Moody's Economy.com recently reported that one in 10 homeowners, nearly 9 million of them, have homes that aren't worth the balance on their mortgage.
The threat of more depressed value homes on the market recently prompted Mark Zandi, Economy.com's chief economist to forecast a home price drop of 20 percent from peak price levels in 2006.
He says each foreclosure on a neighborhood block reduces the value of all homes on that block by almost 1.5 percent.
U.S. home prices were already down nearly 9 percent by the final quarter of 2007, compared to the same period in 2006, according to the Standard & Poor's/Case-Shiller Home Price Index.
That's the steepest decline in the index's 20-year history.
An unscientific poll running for months now on the news-that-really-hits-home Deadline Newsroom blog is leaning toward a "later than 2010" recovery for the housing market.

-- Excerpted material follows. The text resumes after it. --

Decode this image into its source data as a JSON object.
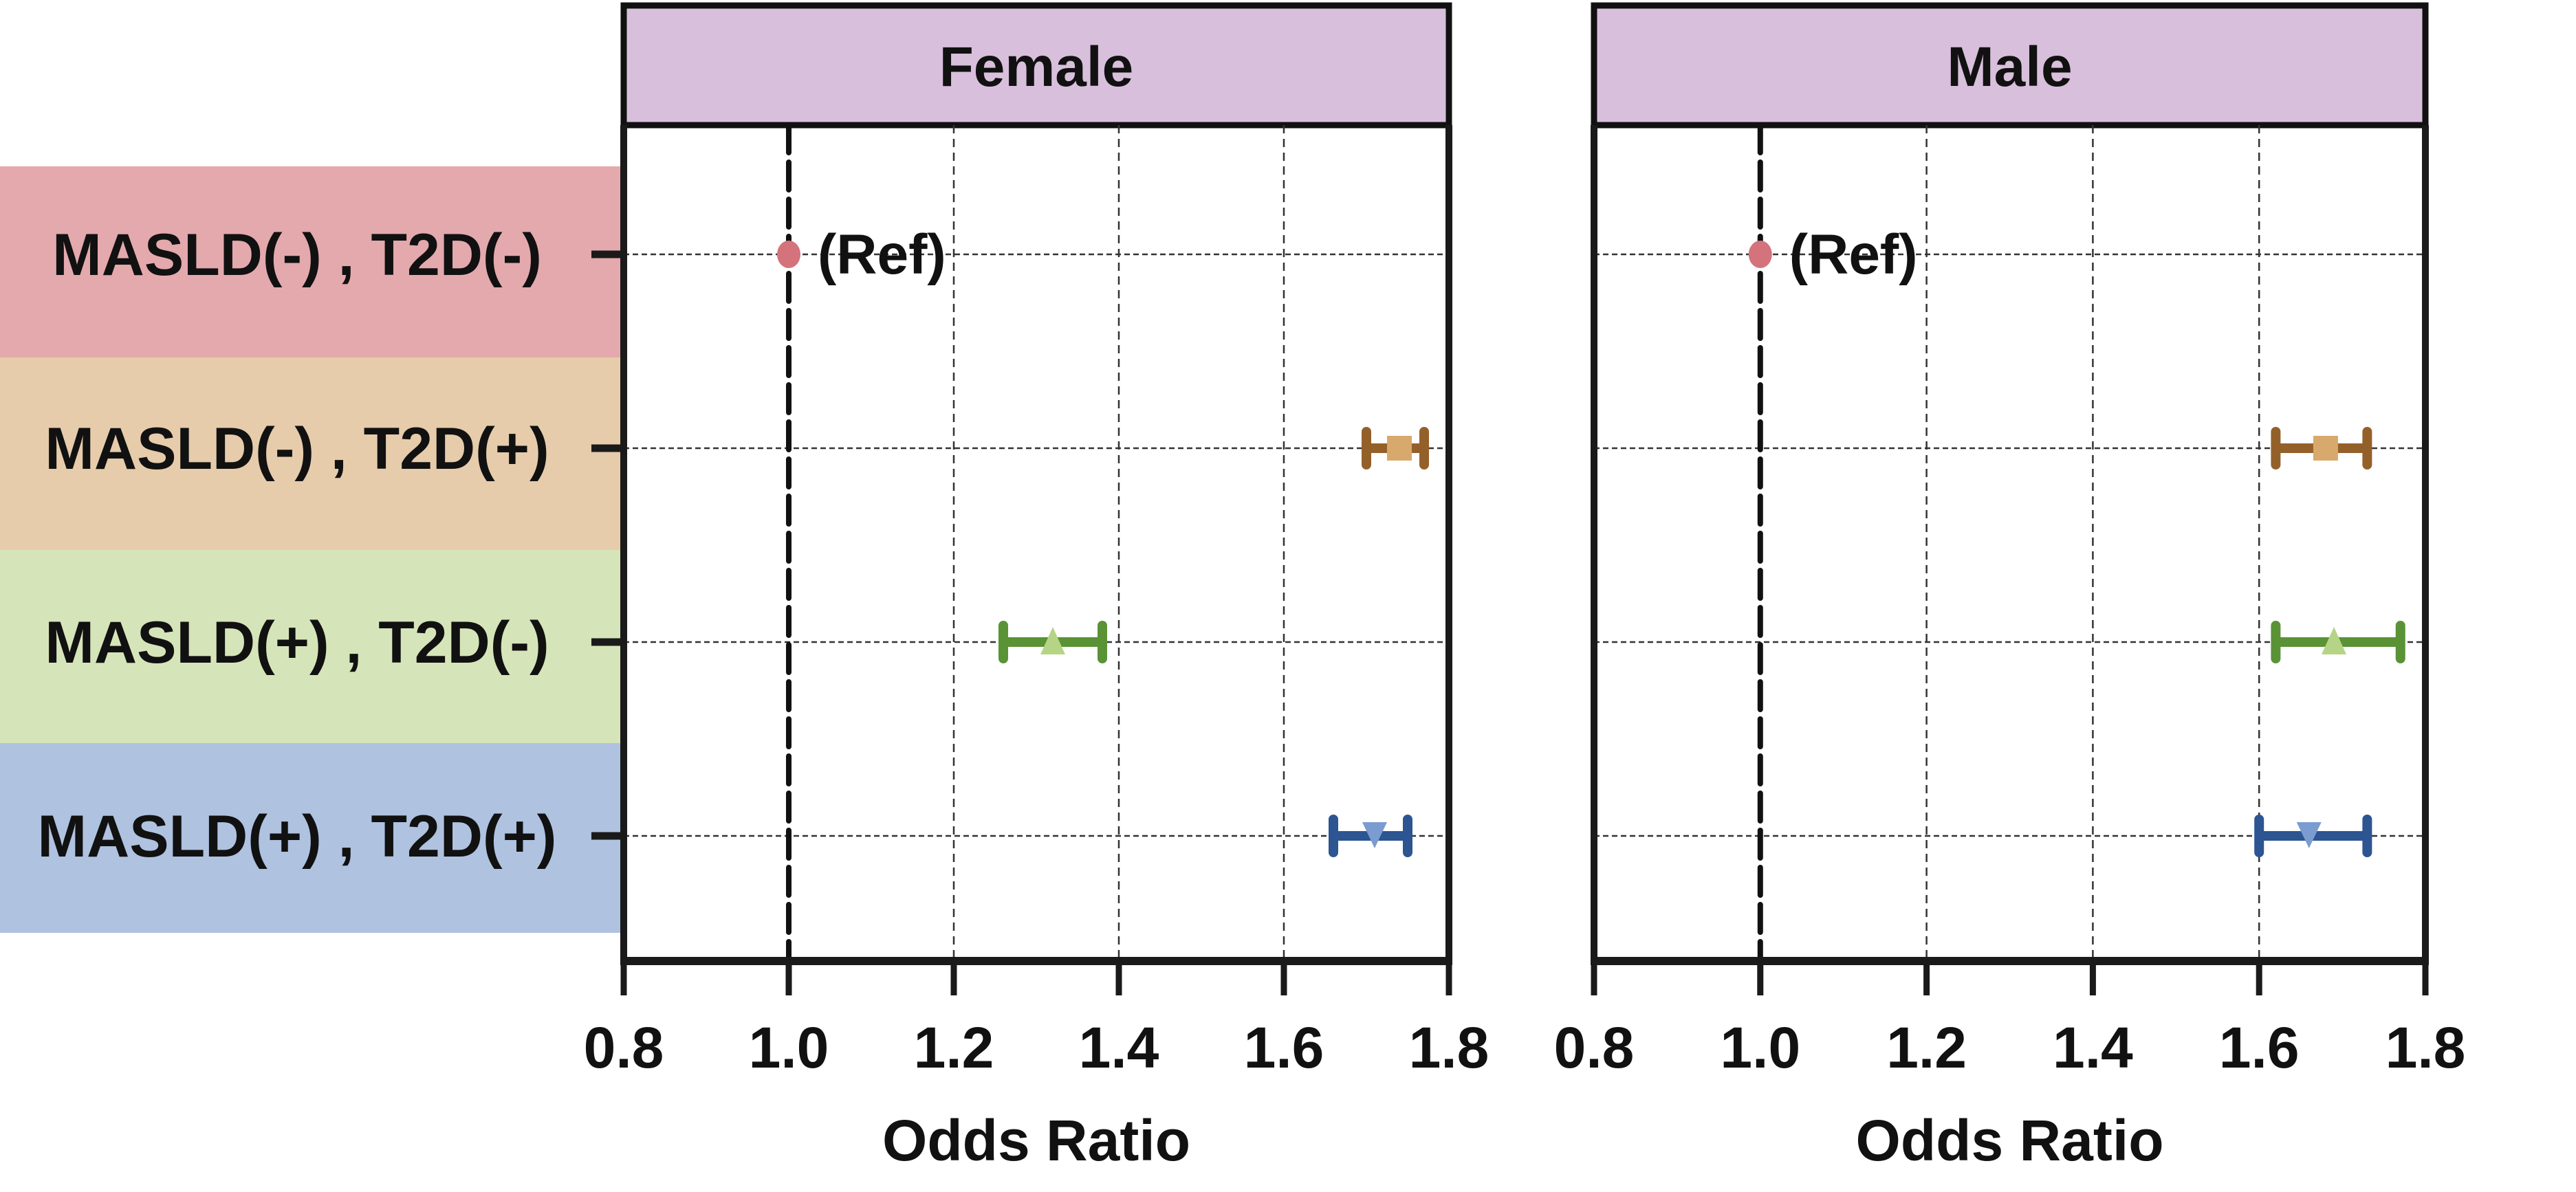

Experts at the Center for American Progress say, even if the credit market improved, a freefall in home prices due to excess inventories is likely to push the housing market bottom way out beyond the horizon of 2009.
And that's just the bottom. A real recovery will take much longer.
Market conditions today are a lot like the homeowner who waits until the last minute to try to escape foreclosure.
If there isn't a bail out now, options leave the table and prolonged distress could force a really costly bailout years down the road.